As my retirement as Rector of Christ Cathedral draws closer, I am ever more aware of the journey we have been on together for the past ten years. Starting with our venerable beginning as St. Callistus Church, we are now Christ Cathedral Parish. While the same in service and ministry to our people as all the other parishes, we have been growing in our identity as the bishop’s church, with increasing awareness that our service and ministry extend to the broader Church of the Diocese of Orange and beyond. This journey has taken courage, patience and a profound openness to the joys and challenges that come with such a transformation. For your faithful participation in all of it, I am most grateful.
This weekend we celebrate the feast of the Most Holy Body and Blood of Christ. We honor the profound belief at the heart of our Catholic faith that the bread and wine offered at the celebration of the Eucharist truly become the Body of Christ. The elements of bread and wine are not symbols or reminders of the Body of Christ, they are the Body of Christ, as the Church for centuries has said,” Body, Blood, Soul and Divinity.” They are the real presence of the resurrected Lord. In the Eucharist, what looks and tastes like bread and wine becomes the Body of Christ for us to receive.

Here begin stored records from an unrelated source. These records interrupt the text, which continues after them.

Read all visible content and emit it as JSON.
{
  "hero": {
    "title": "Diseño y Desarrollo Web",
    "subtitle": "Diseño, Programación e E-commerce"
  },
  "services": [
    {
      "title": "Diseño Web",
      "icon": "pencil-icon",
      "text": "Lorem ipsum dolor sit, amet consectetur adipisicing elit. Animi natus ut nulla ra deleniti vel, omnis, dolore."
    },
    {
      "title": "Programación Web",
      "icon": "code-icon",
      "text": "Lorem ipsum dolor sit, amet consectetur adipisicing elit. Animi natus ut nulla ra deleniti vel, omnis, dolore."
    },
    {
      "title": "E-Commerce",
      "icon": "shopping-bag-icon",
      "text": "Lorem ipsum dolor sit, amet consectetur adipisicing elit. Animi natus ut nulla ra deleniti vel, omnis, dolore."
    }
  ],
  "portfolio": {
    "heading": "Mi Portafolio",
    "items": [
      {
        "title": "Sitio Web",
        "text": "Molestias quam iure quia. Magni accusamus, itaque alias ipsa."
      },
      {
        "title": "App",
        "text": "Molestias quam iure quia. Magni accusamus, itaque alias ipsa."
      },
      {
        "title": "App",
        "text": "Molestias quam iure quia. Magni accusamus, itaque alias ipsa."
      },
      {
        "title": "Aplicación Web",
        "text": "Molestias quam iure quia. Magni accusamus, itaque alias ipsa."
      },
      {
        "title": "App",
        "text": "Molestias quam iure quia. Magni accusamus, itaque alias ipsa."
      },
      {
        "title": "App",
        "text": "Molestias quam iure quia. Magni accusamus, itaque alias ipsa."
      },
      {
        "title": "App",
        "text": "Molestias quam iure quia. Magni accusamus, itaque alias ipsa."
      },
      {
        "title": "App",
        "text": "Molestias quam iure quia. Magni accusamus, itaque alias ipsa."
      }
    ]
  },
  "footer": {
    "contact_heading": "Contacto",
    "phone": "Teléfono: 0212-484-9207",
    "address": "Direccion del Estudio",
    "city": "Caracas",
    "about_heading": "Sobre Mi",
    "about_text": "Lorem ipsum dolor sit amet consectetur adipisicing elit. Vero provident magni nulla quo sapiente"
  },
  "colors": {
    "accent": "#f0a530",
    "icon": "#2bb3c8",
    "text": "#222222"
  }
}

As Catholics we are in awe of what happens to the bread and wine in the Eucharist as they become the Body and Blood of Christ. Today’s feast also invites us to marvel that as those who receive the Body of Christ, we are to be the Body of Christ in the world. Now, it is not only about what happens to the bread and wine, it is also about what happens to us. St. Augustine in a sermon on the Eucharist instructs us as we look at the Body of Christ when it is held up at Mass: “Behold who you are. Become what you receive.”
Today, in union with the whole Church, the Diocese of Orange begins a year dedicated to renewing and reinvigorating our participation in and devotion to the Eucharist. Together, as we celebrate this feast of the Most Holy Body and Blood of Christ, may we remember how very much the world needs us to become what we receive.